Living as Easter people requires us to be different than we've been conditioned to be. It means that we do things that we wouldn't ordinarily do. It's not just about worshiping, helping others, making offerings, and stuff like that. Those things are important, but those are the easiest things to do. And I say that because they primarily focus on doing. We are great at doing things.
This isn't our fault completely. We've all grown up with the ethic of the Protestant Work Ethic. For the quick reminder of what that is:
The Protestant work ethic, also known as the Calvinist work ethic or the Puritan work ethic, is a work ethic concept in theology, sociology, economics and history which emphasizes that diligence, discipline, and frugality are a result of a person's subscription to the values espoused by the Protestant faith, particularly Calvinism.
There's nothing wrong with those things, except that over time that have told us that we must be working, we must not make mistakes, and that we shouldn't waste anything.

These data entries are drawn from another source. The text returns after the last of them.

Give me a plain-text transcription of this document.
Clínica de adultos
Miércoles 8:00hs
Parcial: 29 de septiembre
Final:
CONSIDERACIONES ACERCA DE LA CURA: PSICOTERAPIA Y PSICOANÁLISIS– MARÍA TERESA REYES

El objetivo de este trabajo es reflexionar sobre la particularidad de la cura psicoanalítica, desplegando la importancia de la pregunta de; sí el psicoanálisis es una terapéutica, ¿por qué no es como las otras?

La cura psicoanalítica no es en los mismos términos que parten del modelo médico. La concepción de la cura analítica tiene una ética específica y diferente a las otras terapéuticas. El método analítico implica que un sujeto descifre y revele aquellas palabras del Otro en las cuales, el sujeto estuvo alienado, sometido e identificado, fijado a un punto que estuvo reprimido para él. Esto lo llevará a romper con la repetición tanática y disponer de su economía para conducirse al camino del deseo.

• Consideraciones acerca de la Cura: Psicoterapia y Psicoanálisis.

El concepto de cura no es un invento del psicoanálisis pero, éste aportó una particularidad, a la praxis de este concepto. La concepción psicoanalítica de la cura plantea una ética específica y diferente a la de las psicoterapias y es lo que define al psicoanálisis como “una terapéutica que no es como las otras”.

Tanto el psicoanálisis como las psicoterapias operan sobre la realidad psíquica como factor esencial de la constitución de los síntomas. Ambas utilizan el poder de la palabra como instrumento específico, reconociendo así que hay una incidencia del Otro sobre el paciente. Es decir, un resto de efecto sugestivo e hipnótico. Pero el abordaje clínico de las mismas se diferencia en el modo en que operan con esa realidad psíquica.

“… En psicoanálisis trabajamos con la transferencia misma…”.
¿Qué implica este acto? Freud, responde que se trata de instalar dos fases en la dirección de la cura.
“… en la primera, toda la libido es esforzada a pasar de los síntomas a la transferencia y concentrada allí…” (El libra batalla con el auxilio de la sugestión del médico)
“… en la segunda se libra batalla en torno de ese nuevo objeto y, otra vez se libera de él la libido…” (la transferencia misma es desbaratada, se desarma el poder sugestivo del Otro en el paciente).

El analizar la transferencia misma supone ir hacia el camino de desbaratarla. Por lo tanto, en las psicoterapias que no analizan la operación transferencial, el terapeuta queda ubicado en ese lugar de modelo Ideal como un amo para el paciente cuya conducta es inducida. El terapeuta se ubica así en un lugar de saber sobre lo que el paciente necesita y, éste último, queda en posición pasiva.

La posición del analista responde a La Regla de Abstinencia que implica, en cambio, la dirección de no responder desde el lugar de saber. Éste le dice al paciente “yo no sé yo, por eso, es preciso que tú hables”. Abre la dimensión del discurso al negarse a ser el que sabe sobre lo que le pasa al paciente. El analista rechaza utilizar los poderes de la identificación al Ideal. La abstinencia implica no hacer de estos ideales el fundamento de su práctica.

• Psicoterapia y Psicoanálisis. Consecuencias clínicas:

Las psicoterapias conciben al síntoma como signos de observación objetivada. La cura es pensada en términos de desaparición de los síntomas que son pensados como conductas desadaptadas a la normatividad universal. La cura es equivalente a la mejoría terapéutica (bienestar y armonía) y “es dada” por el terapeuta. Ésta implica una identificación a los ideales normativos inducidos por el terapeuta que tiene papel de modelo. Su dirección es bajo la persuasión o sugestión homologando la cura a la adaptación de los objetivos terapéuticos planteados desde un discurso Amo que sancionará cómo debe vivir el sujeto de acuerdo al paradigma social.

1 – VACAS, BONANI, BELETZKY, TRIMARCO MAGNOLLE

One of the biggest things we struggle with is time. Wasting time, being bored, not doing anything, are all seen as detrimental to who we are supposed to be. So we try to cut those things out as much as possible (or so we're told that we should do that).
That's not always a bad thing either, but there is a balance. There are many times when we need to be still. When we need to just be in a moment. To the outside world that would look like a waste as defined above. Yet that is what will draw us closer to God.
Jesus knew this, which was why he went off to pray so much, and why he often took his disciples with him. The ancient church knew this, which is why we have so many practices that help us to find space to be in God's presence. These things become even more important when we are surrounded by so much else that is going on, or so much else that has happened.
As we go through this next sermon series, I'll be sharing practices and ideas that we can use to better be in God's presence and to help us live as Easter people with the hope that comes from Jesus' resurrection.